Appetite itself is a good thing. Having a healthy appetite means that you will likely get the nutrients you need. But it can be easy for a person to let their appetite take over their better judgment, leading to over-eating and obesity. Remind yourself of the difference between appetite and hunger - it can help you keep a more balanced attitude toward food and eating.
Hunger is the need to eat. If you're hungry, you need food because your body is telling you so. It's sending you signals, like those rumbling stomach growls known as hunger pangs. Hunger cannot be controlled; it is instinctive. And for some individuals, ignoring hunger can cause serious consequences. Waiting too long to eat once hunger kicks in may mean the risk of low blood sugar and the wooziness and fatigue that come with it.
Appetite is the desire to eat. Appetite occurs as a coordinated effort between your brain and your belly. When you feast your eyes on a delicious, delectable food, your mouth may water, and you can practically taste it and feel the textures on your palate. Even the mere thought of food can elicit the same emotional response. But unlike hunger, appetite can be ignored. And since appetite levels are greatly influenced by your brain, it is a learned behaviour, and you can even learn to control and change the level of your appetite.

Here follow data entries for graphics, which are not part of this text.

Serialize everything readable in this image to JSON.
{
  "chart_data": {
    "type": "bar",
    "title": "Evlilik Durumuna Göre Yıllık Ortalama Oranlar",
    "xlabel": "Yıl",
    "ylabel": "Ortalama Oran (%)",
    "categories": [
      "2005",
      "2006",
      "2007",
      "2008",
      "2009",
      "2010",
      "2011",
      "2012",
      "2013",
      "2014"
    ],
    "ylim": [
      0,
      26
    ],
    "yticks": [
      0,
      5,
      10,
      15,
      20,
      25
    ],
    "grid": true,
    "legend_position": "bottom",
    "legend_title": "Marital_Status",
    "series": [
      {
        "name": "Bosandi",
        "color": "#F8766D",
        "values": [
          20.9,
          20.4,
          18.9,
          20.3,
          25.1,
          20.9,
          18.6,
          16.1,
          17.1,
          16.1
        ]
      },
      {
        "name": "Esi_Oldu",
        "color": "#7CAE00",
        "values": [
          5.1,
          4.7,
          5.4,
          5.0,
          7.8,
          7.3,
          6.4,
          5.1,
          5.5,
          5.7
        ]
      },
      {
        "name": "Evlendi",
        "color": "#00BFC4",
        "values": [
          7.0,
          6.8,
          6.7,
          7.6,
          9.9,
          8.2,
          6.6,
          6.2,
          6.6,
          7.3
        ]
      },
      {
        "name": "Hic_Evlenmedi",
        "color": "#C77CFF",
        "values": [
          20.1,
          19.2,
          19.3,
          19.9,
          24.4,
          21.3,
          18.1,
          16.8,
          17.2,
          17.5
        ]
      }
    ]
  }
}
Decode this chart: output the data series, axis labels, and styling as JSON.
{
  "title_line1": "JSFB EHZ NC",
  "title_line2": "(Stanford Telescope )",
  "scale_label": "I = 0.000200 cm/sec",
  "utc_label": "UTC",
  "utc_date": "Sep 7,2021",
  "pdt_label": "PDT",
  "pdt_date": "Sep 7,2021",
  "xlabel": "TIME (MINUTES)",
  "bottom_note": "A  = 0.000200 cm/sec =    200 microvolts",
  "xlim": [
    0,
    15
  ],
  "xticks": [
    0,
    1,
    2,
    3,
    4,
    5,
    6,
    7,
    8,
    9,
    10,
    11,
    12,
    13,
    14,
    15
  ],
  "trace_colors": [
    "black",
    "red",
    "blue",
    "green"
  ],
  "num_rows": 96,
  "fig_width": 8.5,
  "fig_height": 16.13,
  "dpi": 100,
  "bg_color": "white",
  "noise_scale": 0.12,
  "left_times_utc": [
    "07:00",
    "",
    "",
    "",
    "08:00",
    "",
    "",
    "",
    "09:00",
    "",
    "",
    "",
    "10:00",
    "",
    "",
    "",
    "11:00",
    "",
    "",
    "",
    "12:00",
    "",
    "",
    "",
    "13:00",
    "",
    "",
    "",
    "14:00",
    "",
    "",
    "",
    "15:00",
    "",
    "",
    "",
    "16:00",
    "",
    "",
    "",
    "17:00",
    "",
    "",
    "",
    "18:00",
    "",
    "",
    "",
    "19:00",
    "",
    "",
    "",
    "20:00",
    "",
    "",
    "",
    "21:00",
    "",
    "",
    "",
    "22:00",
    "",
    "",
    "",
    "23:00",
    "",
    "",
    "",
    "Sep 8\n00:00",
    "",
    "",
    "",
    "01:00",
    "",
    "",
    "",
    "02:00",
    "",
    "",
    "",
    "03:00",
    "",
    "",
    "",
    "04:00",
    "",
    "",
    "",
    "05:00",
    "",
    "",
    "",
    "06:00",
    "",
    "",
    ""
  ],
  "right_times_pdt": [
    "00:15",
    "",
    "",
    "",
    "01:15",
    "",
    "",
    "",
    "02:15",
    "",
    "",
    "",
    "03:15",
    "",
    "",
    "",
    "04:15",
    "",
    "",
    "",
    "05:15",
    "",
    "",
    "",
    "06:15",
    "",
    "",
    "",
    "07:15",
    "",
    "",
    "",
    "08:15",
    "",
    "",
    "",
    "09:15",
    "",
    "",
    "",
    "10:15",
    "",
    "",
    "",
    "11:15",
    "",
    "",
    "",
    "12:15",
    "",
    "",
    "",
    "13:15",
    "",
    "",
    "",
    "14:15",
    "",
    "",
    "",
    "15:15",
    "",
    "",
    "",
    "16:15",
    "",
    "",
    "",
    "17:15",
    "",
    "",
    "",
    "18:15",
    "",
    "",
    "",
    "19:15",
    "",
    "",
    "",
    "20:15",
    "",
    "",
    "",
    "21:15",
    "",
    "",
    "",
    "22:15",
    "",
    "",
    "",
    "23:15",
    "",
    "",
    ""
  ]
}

- Set your sights on satiety. Satiety is the satisfied feeling of being full after eating. If you've ever had to unbutton the top button on your jeans after a meal, you know that we all eat beyond the point of fullness now and then. But just as your body sends signals when it is hungry, it also sends signals that it is full. To pay attention to our bodies' signs of satiety, we need to slow down and chew our food fully.
- Eat filling foods. Empty calories can add pounds to the frame but leave you hungry for more. Opt for nutrient-dense foods that fill you up while also providing your body with the nutrients it needs. High-fibre fruits, vegetables, and whole grains sate hunger pangs and can help you stave off between-meal temptations.
- Trick your brain. In a research study, two groups of people were fed the exact same food - a chocolate-raspberry protein bar. After eating the bar, one group reported feeling hungry. The other, not so much. The difference? Beforehand, the first group was told that they would be eating "a new health bar", while the second group was told they would eat "a chocolate bar that is very tasty and yummy with a chocolate-raspberry core." Just thinking the food was "healthy" made the first group feel hungrier. And the more vivid, enticing description resulted in greater satiety.
Controlling your appetite is different from having a decreased appetite. This is when, despite hunger and the body's ongoing need for nutrients, a person has a reduced desire to eat. A person's appetite may decline during illness or as a side effect of medical treatment. Appetite may also decrease with age.
See a doctor if you notice that you are losing weight without trying. Likewise, you should speak to your doctor if you experience an unexplained and persistent increase in appetite. This could be caused by particular medications or could indicate an underlying condition.